Its story begins at the end of the 15th century, when the Franciscan friar Bernardino Caimi di Milano, on his return from the Holy Land, where he had been the guardian of the Holy Sepulchre, decided to reproduce the holy places of Palestine in Valsesia. The “New Jerusalem” as the Sacred Mount was called, initially was meant to reproduce the distant sites of the Christian tradition for all those who would never be able to go there. Inside these places, there were images, paintings and sculptures that evoked the corresponding events of the story of the life of Christ.
Already in the early 16th century, thanks to the work of the painter, sculptor and architect Gaudenzio Ferrari, the scenes inside the chapels were presented in a genial and innovative merging of painting, and sculptures with strong realism, so that the devout could feel strongly involved, almost part of the spectacle presented. Gaudenzio Ferrari’s work would be taken as a model for the construction of many other Sacred Mounts.
In the Counter-Reformation period, the Sacred Mount took on the nature of a route, real but at the same time mystical, that pilgrims followed recalling the story of the life of Christ.

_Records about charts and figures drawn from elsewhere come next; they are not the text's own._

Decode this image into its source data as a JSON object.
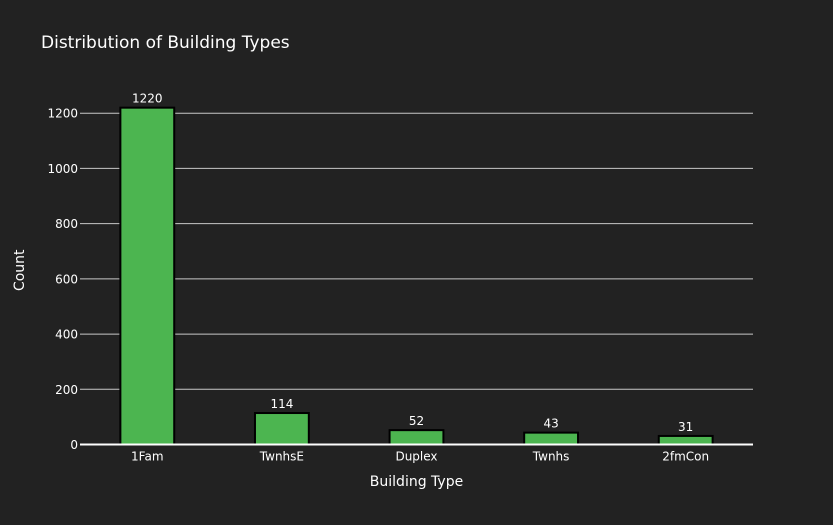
{
  "chart_data": {
    "type": "bar",
    "title": "Distribution of Building Types",
    "xlabel": "Building Type",
    "ylabel": "Count",
    "categories": [
      "1Fam",
      "TwnhsE",
      "Duplex",
      "Twnhs",
      "2fmCon"
    ],
    "values": [
      1220,
      114,
      52,
      43,
      31
    ],
    "data_labels": [
      "1220",
      "114",
      "52",
      "43",
      "31"
    ],
    "y_ticks": [
      0,
      200,
      400,
      600,
      800,
      1000,
      1200
    ],
    "ylim": [
      0,
      1284
    ],
    "grid": true,
    "legend": "none",
    "colors": {
      "background": "#222222",
      "bar_fill": "#4CB550",
      "bar_stroke": "#000000",
      "grid": "#c8c8c8",
      "zero_line": "#ffffff",
      "text": "#ffffff"
    }
  }
}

The Sacred Mount of Varallo includes a basilica and forty-five frescoed chapels populated by over eight hundred statues. Over a period of time, numerous important Piemonte artists contributed to the decoration and completion of this extraordinary complex; among these, besides Gaudenzio Ferrari, there were Bernardino Lanino, Tanzio da Varallo, the d’Enrico brothers, il Morazzone, Dionigi Bussola and Benedetto Alfieri.